In recent years, small electrical and electronic products have been produced in more varieties and in smaller quantities, and the product life cycles of the products have been shortening. Production lines for producing the products tend to be frequently reconfigured to suit products to be produced. In a transition to another product on such a production line, changes to the production line require time, and a specialized jig needs to be produced. If products are not to be produced in somewhat large quantities, manual cell production is often adopted instead of an automated production line. However, even in this case, automation of a production line is needed to, e.g., stabilize the quality of products and deal with a rapid increase in production.
For this reason, general-use assembling apparatuses have recently attracted attention (see Japanese Patent Application Laid-Open No. 2009-148869). A production system including such assembling apparatuses uses a robot arm to machine and convey a workpiece serving as an object to be machined, and the plurality of assembling apparatuses can be rearranged according to each production plan to construct a new production system.

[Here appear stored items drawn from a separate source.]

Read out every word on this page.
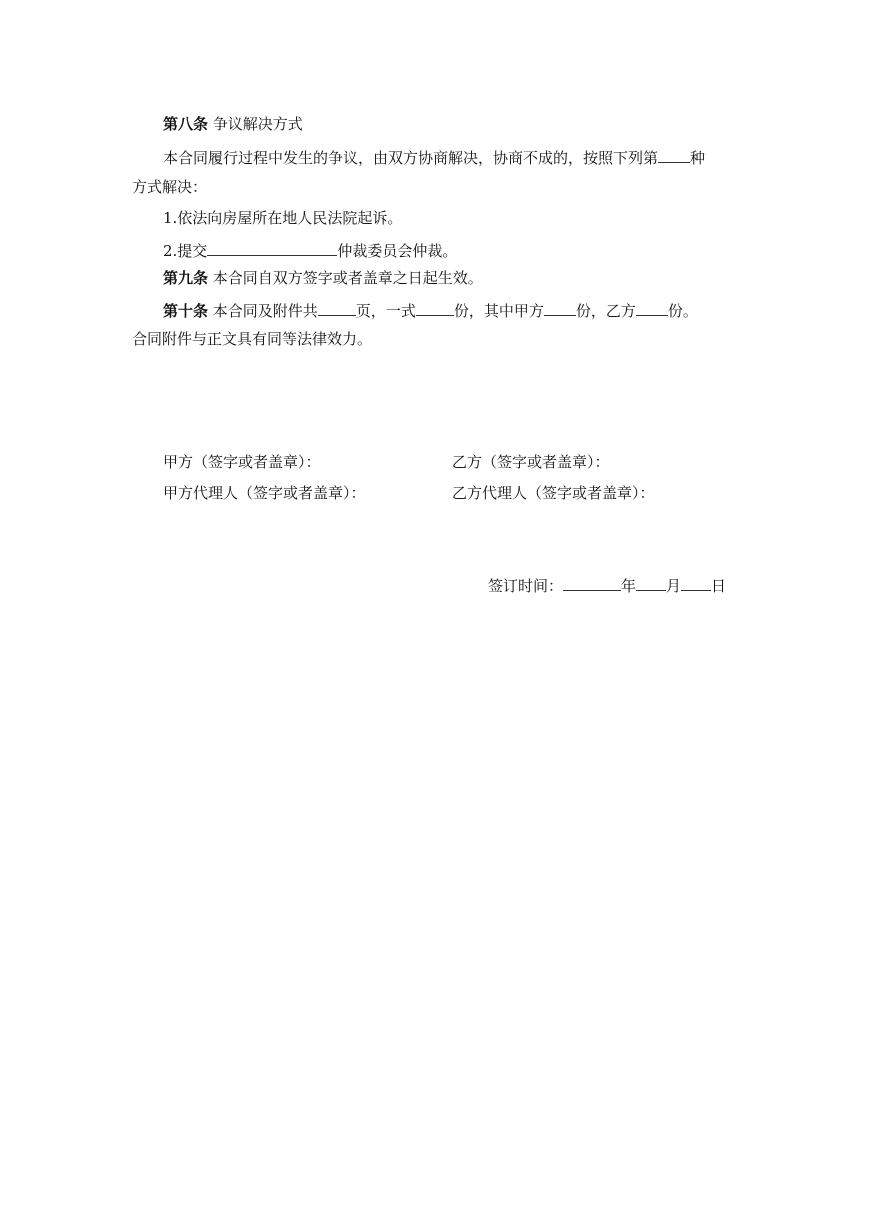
第八条 争议解决方式
本合同履行过程中发生的争议，由双方协商解决，协商不成的，按照下列第 种
方式解决：
1.依法向房屋所在地人民法院起诉。
2.提交	仲裁委员会仲裁。
第九条 本合同自双方签字或者盖章之日起生效。
第十条 本合同及附件共	页，一式	份，其中甲方 份，乙方 份。
合同附件与正文具有同等法律效力。
甲方（签字或者盖章）：	乙方（签字或者盖章）：
甲方代理人（签字或者盖章）：	乙方代理人（签字或者盖章）：
签订时间：	年 月 日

In the event of a rapid increase in production, a general-use assembling apparatus can be removed from another production system whose production capacity is to be reduced and can be used in a new production system.
Important factors in fabricating the above-described assembling apparatuses include a reduction in the footprint of each assembling apparatus. Even a general-use assembling apparatus has few advantages if the assembling apparatus has a large footprint relative to a human assembly line. In contrast, in each assembling apparatus described in Japanese Patent Application Laid-Open No. 2009-148869, a robot arm with not less than six degrees of freedom is fixed to a side wall of a chassis, and a general-use camera with a wide field of view is fixed to a ceiling portion of the chassis. The installation space is minimized by canceling out a tolerance between the position of each robot arm and the position of a workpiece using a result of imaging by the camera and changing an operating program so as to perform various pieces of work. With this configuration, the assembling apparatus is available in many production sites.
However, since a robot arm is fixed to a side wall of a chassis in a conventional assembling apparatus, the chassis is unstable to swings of the robot arm. Vibrations different from vibrations to which a workpiece is subjected due to swings of the robot arm are applied to the camera provided at the ceiling portion, and the vibrations reduce the detection accuracy of the camera. Methods for avoiding the problem include a process of performing imaging by the camera after swings of the camera converge. In this method, a ceiling surface needs to be located at a somewhat large height for securing a workspace for the robot arm. This lengthens the swing period of the chassis. Once the chassis starts vibrating, it takes a long time for swings of the camera to converge. Accordingly, waiting until swings of the camera converge leads to an increase in a period of time during which the work of the robot arm is stopped, which causes a reduction in the pace of production.
Under the circumstances, it is an object of the present invention to provide an assembling apparatus capable of reducing vibrations of a camera which images the working area of a robot arm and a production system using the assembling apparatus.